There were some issues with the script though, in my opinion.  First, I hate when young writers write young characters who are supposedly in these “my life is over if I don’t figure this out” situations, when they’re only 25 years old.  Clay’s life is supposedly going to fall apart if he doesn’t find that next big script soon, but really, he’s only 25.  If he gets fired, he still has his whole life ahead of him.

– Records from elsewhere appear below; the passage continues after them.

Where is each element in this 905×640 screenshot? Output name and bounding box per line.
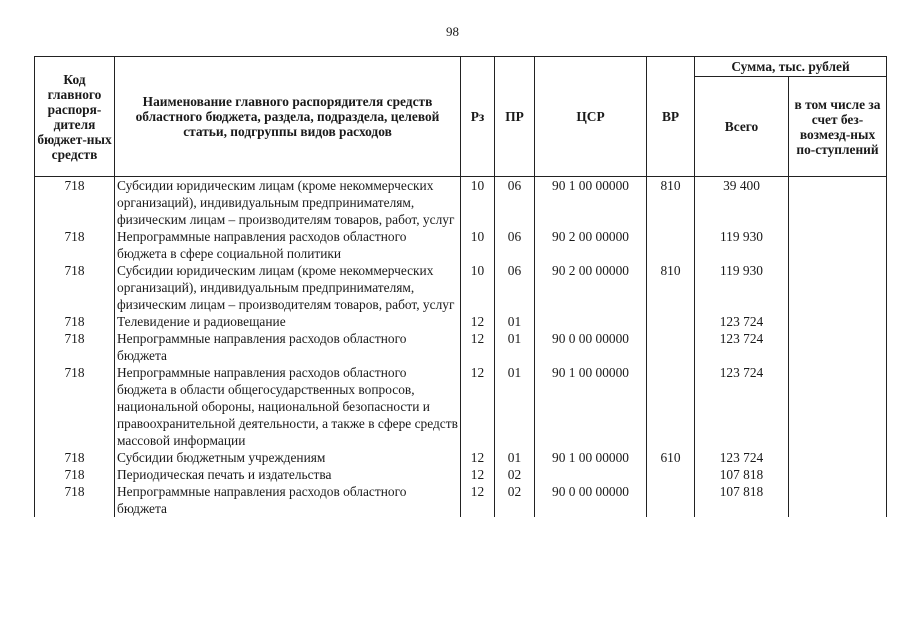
pr-cell: 06 bbox=[495, 262, 535, 313]
free-cell bbox=[789, 330, 887, 364]
header-pr: ПР bbox=[495, 57, 535, 177]
rz-cell: 12 bbox=[461, 313, 495, 330]
vr-cell bbox=[647, 364, 695, 449]
csr-cell: 90 1 00 00000 bbox=[535, 364, 647, 449]
free-cell bbox=[789, 313, 887, 330]
vr-cell: 610 bbox=[647, 449, 695, 466]
pr-cell: 01 bbox=[495, 449, 535, 466]
code-cell: 718 bbox=[35, 449, 115, 466]
free-cell bbox=[789, 262, 887, 313]
total-cell: 39 400 bbox=[695, 177, 789, 229]
rz-cell: 12 bbox=[461, 364, 495, 449]
header-rz: Рз bbox=[461, 57, 495, 177]
code-cell: 718 bbox=[35, 262, 115, 313]
name-cell: Непрограммные направления расходов областного бюджета bbox=[115, 330, 461, 364]
csr-cell: 90 1 00 00000 bbox=[535, 177, 647, 229]
name-cell: Субсидии юридическим лицам (кроме некоммерческих организаций), индивидуальным предпринимателям, физическим лицам – производителям товаров, работ, услуг bbox=[115, 262, 461, 313]
vr-cell: 810 bbox=[647, 177, 695, 229]
table-header bbox=[35, 57, 887, 177]
pr-cell: 01 bbox=[495, 313, 535, 330]
code-cell: 718 bbox=[35, 177, 115, 229]
header-total: Всего bbox=[695, 77, 789, 177]
name-cell: Периодическая печать и издательства bbox=[115, 466, 461, 483]
pr-cell: 01 bbox=[495, 364, 535, 449]
table-row bbox=[35, 364, 887, 449]
rz-cell: 12 bbox=[461, 466, 495, 483]
pr-cell: 02 bbox=[495, 483, 535, 517]
csr-cell bbox=[535, 313, 647, 330]
code-cell: 718 bbox=[35, 466, 115, 483]
name-cell: Непрограммные направления расходов областного бюджета bbox=[115, 483, 461, 517]
vr-cell bbox=[647, 466, 695, 483]
table-row bbox=[35, 466, 887, 483]
header-code: Код главного распоря-дителя бюджет-ных средств bbox=[35, 57, 115, 177]
rz-cell: 12 bbox=[461, 449, 495, 466]
vr-cell bbox=[647, 313, 695, 330]
table-row bbox=[35, 330, 887, 364]
vr-cell bbox=[647, 483, 695, 517]
budget-table bbox=[34, 56, 887, 517]
total-cell: 107 818 bbox=[695, 466, 789, 483]
total-cell: 119 930 bbox=[695, 228, 789, 262]
rz-cell: 10 bbox=[461, 262, 495, 313]
free-cell bbox=[789, 449, 887, 466]
total-cell: 119 930 bbox=[695, 262, 789, 313]
name-cell: Непрограммные направления расходов областного бюджета в сфере социальной политики bbox=[115, 228, 461, 262]
table-body bbox=[35, 177, 887, 518]
table-row bbox=[35, 313, 887, 330]
csr-cell: 90 2 00 00000 bbox=[535, 228, 647, 262]
pr-cell: 06 bbox=[495, 177, 535, 229]
vr-cell: 810 bbox=[647, 262, 695, 313]
free-cell bbox=[789, 466, 887, 483]
rz-cell: 10 bbox=[461, 177, 495, 229]
table-row bbox=[35, 228, 887, 262]
header-free: в том числе за счет без-возмезд-ных по-ступлений bbox=[789, 77, 887, 177]
code-cell: 718 bbox=[35, 483, 115, 517]
total-cell: 107 818 bbox=[695, 483, 789, 517]
vr-cell bbox=[647, 330, 695, 364]
header-sum: Сумма, тыс. рублей bbox=[695, 57, 887, 77]
free-cell bbox=[789, 364, 887, 449]
rz-cell: 12 bbox=[461, 330, 495, 364]
rz-cell: 12 bbox=[461, 483, 495, 517]
total-cell: 123 724 bbox=[695, 449, 789, 466]
code-cell: 718 bbox=[35, 330, 115, 364]
header-name: Наименование главного распорядителя средств областного бюджета, раздела, подраздела, целевой статьи, подгруппы видов расходов bbox=[115, 57, 461, 177]
header-csr: ЦСР bbox=[535, 57, 647, 177]
csr-cell: 90 1 00 00000 bbox=[535, 449, 647, 466]
code-cell: 718 bbox=[35, 313, 115, 330]
csr-cell bbox=[535, 466, 647, 483]
free-cell bbox=[789, 177, 887, 229]
vr-cell bbox=[647, 228, 695, 262]
free-cell bbox=[789, 228, 887, 262]
csr-cell: 90 0 00 00000 bbox=[535, 330, 647, 364]
header-vr: ВР bbox=[647, 57, 695, 177]
code-cell: 718 bbox=[35, 364, 115, 449]
name-cell: Телевидение и радиовещание bbox=[115, 313, 461, 330]
page-number: 98 bbox=[446, 24, 459, 39]
name-cell: Субсидии бюджетным учреждениям bbox=[115, 449, 461, 466]
name-cell: Субсидии юридическим лицам (кроме некоммерческих организаций), индивидуальным предпринимателям, физическим лицам – производителям товаров, работ, услуг bbox=[115, 177, 461, 229]
total-cell: 123 724 bbox=[695, 364, 789, 449]
pr-cell: 06 bbox=[495, 228, 535, 262]
name-cell: Непрограммные направления расходов областного бюджета в области общегосударственных вопросов, национальной обороны, национальной безопасности и правоохранительной деятельности, а также в сфере средств массовой информации bbox=[115, 364, 461, 449]
free-cell bbox=[789, 483, 887, 517]
rz-cell: 10 bbox=[461, 228, 495, 262]
code-cell: 718 bbox=[35, 228, 115, 262]
table-row bbox=[35, 177, 887, 229]
total-cell: 123 724 bbox=[695, 330, 789, 364]
csr-cell: 90 2 00 00000 bbox=[535, 262, 647, 313]
table-row bbox=[35, 483, 887, 517]
pr-cell: 02 bbox=[495, 466, 535, 483]
pr-cell: 01 bbox=[495, 330, 535, 364]
total-cell: 123 724 bbox=[695, 313, 789, 330]
table-row bbox=[35, 262, 887, 313]
table-row bbox=[35, 449, 887, 466]
csr-cell: 90 0 00 00000 bbox=[535, 483, 647, 517]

He’ll get plenty more chances.  If he was, say, 35, now you have a character who really is in trouble if he doesn’t figure this out.  It really is his last shot.  I don’t know – I just felt like there was no desperate reason why he needed to put his name on this script.

Had he been made a little older and his boss would’ve made it clear that if he didn’t bring something great in soon, he was going to be fired, then we would’ve felt Clay’s desperation more, and his reasoning for taking the risk that he did.  This wasn’t a deal breaker by any means.  I was still into the story.  It’s just nice when you make the stakes clear.

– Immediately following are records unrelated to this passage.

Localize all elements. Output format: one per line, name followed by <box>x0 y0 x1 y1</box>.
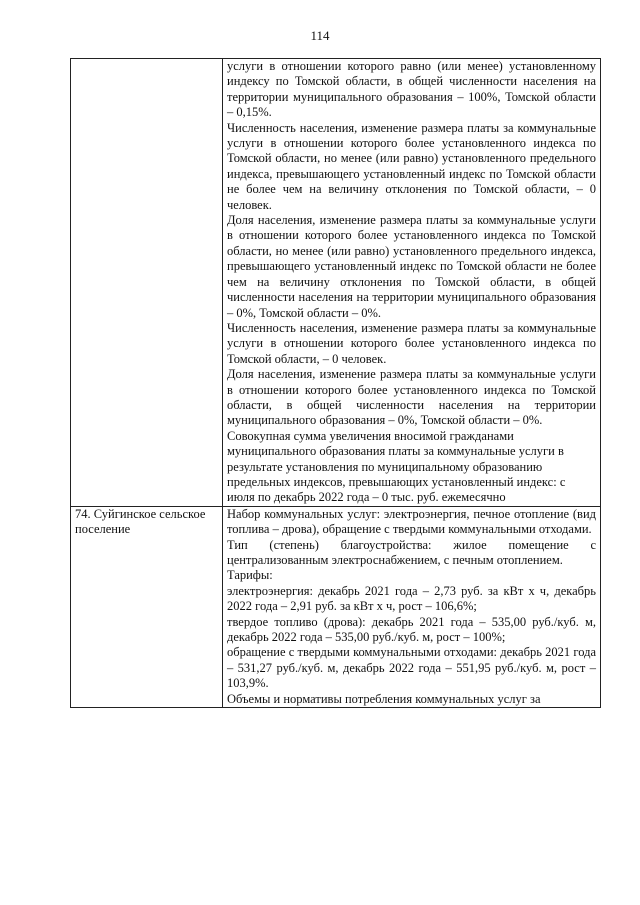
paragraph: услуги в отношении которого равно (или менее) установленному индексу по Томской области, в общей численности населения на территории муниципального образования – 100%, Томской области – 0,15%. <box>227 59 596 120</box>
paragraph: твердое топливо (дрова): декабрь 2021 года – 535,00 руб./куб. м, декабрь 2022 года – 535,00 руб./куб. м, рост – 100%; <box>227 614 596 645</box>
paragraph: Тарифы: <box>227 568 273 583</box>
municipality-cell: 74. Суйгинское сельское поселение <box>71 506 223 707</box>
paragraph: Доля населения, изменение размера платы за коммунальные услуги в отношении которого более установленного индекса по Томской области, в общей численности населения на территории муниципального образования – 0%, Томской области – 0%. <box>227 367 596 428</box>
paragraph: Численность населения, изменение размера платы за коммунальные услуги в отношении которого более установленного индекса по Томской области, но менее (или равно) установленного предельного индекса, превышающего установленный индекс по Томской области не более чем на величину отклонения по Томской области, – 0 человек. <box>227 120 596 212</box>
municipality-cell <box>71 59 223 507</box>
document-table <box>70 58 601 708</box>
description-cell <box>223 59 601 507</box>
paragraph: обращение с твердыми коммунальными отходами: декабрь 2021 года – 531,27 руб./куб. м, декабрь 2022 года – 551,95 руб./куб. м, рост – 103,9%. <box>227 645 596 691</box>
paragraph: Совокупная сумма увеличения вносимой гражданами муниципального образования платы за коммунальные услуги в результате установления по муниципальному образованию предельных индексов, превышающих установленный индекс: с июля по декабрь 2022 года – 0 тыс. руб. ежемесячно <box>227 428 566 505</box>
description-cell <box>223 506 601 707</box>
paragraph: Объемы и нормативы потребления коммунальных услуг за <box>227 691 541 706</box>
table-row <box>71 506 601 707</box>
paragraph: электроэнергия: декабрь 2021 года – 2,73 руб. за кВт х ч, декабрь 2022 года – 2,91 руб. за кВт х ч, рост – 106,6%; <box>227 583 596 614</box>
page-number: 114 <box>310 28 330 43</box>
paragraph: Численность населения, изменение размера платы за коммунальные услуги в отношении которого более установленного индекса по Томской области, – 0 человек. <box>227 320 596 366</box>
paragraph: Набор коммунальных услуг: электроэнергия, печное отопление (вид топлива – дрова), обращение с твердыми коммунальными отходами. <box>227 506 596 537</box>
paragraph: Доля населения, изменение размера платы за коммунальные услуги в отношении которого более установленного индекса по Томской области, но менее (или равно) установленного предельного индекса, превышающего установленный индекс по Томской области не более чем на величину отклонения по Томской области, в общей численности населения на территории муниципального образования – 0%, Томской области – 0%. <box>227 213 596 320</box>
table-row <box>71 59 601 507</box>
paragraph: Тип (степень) благоустройства: жилое помещение с централизованным электроснабжением, с печным отоплением. <box>227 537 596 567</box>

There were also some conveniences that bothered me.  Jennifer for example.  Someone he needs to erase from the equation conveniently falls and dies?  The falling on a brad made it funny enough that you almost ignored it, but it just seemed a little too perfect that, now, a second person who he needs to die, dies for him.  And honestly?  I don’t like when anybody dies by falling down.  It just seems…I don’t know, lazy.

And finally, I cannot fathom that Queen, someone who was clearly a creative exec or reader himself, as he knows so much about this world, would write a 130 page script!  That’s, like, rule #1!  That’s what all the readers and execs joke about.  “Some writer sent me a 130 page script.  Give me a fucking break!”  Either Queen really thought highly of himself or this was an early draft.

Actually, I’m prone to think it was an early draft, as the script definitely got sloppier as it went on.  The first half was tight and focused, while the second half started splitting into too many threads with too many stories to clean up.  And the ending, which involves an unexpected request by one of the main characters, didn’t make sense at all.

Despite all that, I did want to keep reading and I did want to find out what would happen until the end.  And if you’ve achieved that with your screenplay, you’ve done something right!

Script link: One Track Mind

[ ] what the hell did I just read?
[ ] wasn’t for me
[x] worth the read
[ ] impressive
[ ] genius

What I learned: Beware the “sloppier as you go on” problem.  I see this quite a bit.  We write from the top down.  Therefore, we ALWAYS put more time into the first half of our scripts than the second.  This means the second half isn’t as well-tuned, and that’s a problem because the second half actually needs MORE attention than the first half.  That’s the half where you wrap everything up, where you make everything make sense.  If that isn’t written to perfection, your script will seem sloppy, or worse, confusing. One Track Mind definitely suffered from this problem.